Heute sieht Petz dies auch von der Warte eines liebenden Vaters aus: „Ich bin sehr froh, dass wir im Krankenhaus Bruneck auch heute noch sehr gut betreut werden. Orthopäde Hubert Agreiter und seine Kollegen aus dem Gesundheitsbetrieb sind spitze, er selbst hat sich regelrecht in die Krankheit ‚reingefuchst‘ und wir können ihn immer sofort rufen, wenn wir ins Krankenhaus müssen.“ Nicht jeder Arzt würde das seltene Krankheitsbild kennen und falls ja, kommt für Petz und seine Lebensgefährtin noch etwas dazu: „Wir haben viele kompetente Fachleute erlebt, denen es jedoch an Menschlichkeit fehlte. Man muss einfach jemanden haben, mit dem man reden kann!“ Auch Reha-Arzt Konrad Steinhauser ist für die Familie immer erreichbar und hat sich weit über seine Rolle hinaus eingesetzt. Ein Handyanruf auch am Wochenende – und Steinhauser kümmert sich darum), dass es der kleinen Xena gut geht, etwas, das beide Eltern sehr zu schätzen wissen.
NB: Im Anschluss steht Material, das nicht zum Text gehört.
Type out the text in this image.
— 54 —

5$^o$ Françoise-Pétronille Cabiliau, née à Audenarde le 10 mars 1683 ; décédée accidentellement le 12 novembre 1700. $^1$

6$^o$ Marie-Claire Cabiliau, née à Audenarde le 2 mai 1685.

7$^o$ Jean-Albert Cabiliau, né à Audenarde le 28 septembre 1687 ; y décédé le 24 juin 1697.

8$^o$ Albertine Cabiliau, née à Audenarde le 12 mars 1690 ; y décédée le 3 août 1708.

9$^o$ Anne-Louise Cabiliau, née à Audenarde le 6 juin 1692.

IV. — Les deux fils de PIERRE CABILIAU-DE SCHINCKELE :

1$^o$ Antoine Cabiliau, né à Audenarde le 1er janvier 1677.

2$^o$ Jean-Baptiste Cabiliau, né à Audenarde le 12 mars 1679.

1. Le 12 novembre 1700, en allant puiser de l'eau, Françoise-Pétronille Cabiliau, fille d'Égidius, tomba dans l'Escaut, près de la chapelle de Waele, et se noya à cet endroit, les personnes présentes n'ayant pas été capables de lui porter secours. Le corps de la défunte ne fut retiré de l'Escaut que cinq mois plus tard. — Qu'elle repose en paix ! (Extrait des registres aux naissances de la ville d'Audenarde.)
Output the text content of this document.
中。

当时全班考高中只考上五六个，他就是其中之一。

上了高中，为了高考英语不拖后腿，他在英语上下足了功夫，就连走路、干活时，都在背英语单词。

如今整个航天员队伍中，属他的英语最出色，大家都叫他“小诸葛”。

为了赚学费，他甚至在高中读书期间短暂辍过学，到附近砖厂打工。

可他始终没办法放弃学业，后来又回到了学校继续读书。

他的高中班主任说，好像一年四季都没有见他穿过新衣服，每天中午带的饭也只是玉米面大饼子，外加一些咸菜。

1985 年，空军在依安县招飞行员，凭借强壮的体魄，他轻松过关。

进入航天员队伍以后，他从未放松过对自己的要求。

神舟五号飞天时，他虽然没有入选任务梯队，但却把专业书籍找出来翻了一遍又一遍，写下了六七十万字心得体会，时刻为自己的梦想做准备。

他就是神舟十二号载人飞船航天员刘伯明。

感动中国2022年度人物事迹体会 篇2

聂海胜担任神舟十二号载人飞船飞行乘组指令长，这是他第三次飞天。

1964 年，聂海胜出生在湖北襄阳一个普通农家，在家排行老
Eine selten dominante Form der Krankheit
Lebensgefährtin Franziska, selbst als Physiotherapeutin tätig, erklärt, dass Xena eine seltene dominante Form der Krankheit hat. Doch zu viel schonen wollen die Eltern das aufgeweckte Mädchen nicht: „Auch wenn es mich manchmal traurig macht, dass sie nicht alles tun kann, so versuchen wir doch, ihr so viel wie möglich zu erlauben, damit sie mit den anderen Kindern mithalten kann. Ein schmaler Grat, denn wir müssen natürlich trotzdem etwas vorsichtig sein“, so Franziska. So wurde für Xena ein eigenes Tri-Ride angekauft, damit sie mobiler ist, damit kann sie mit dem Papi um die Wette flitzen. Petz selbst ist mittlerweile ein erfahrener alter Hase auf dem Bike, heuer im Sommer führte ihn eine Tri-Ride-Reise sogar bis nach Jesolo. Die Förderungen für derartige Hilfsmittel seien super, so Petz, aber die Bürokratie, bis es so weit sei, sei manchmal belastend. „Dazu kommt, dass es keine zentrale Anlaufstelle gibt, wenn ich jetzt z.B. durch unsere zwei Rollstühle ein neues Auto brauche, heißt es von Pontius zu Pilatus pilgern…“
Petz, der seine Frau auf dem Rockfestival „Rock im Park“ in Nürnberg kennen gelernt hat, sieht es aber, wie es seine Art ist, positiv: „Je blöder es geht, desto mehr schweißt das zusammen.“ Und zeigt auf, wie für ihn und seine Familie ein perfekter Tag aussieht: „Wenn wir abends alle im Bett sind und keiner hat sich weh getan, dann war’s ein guter Tag!“
Begegnungen – unter diesem Titel stellt der Südtiroler Gesundheitsbetrieb seit Juli 2023 regelmäßig Patientengeschichten vor, die aufzeigen, welche Schicksale und Wendungen Menschen in ihrer gesundheitlichen Betreuung erfahren. Alle portraitierten Personen haben sich gerne bereit erklärt, über ihre Leidensgeschichte zu sprechen, und in einfühlsamer Art wurden mit allen wertvolle Gespräche geführt. Die Geschichten sollen anderen Betroffenen Mut machen und aufklären.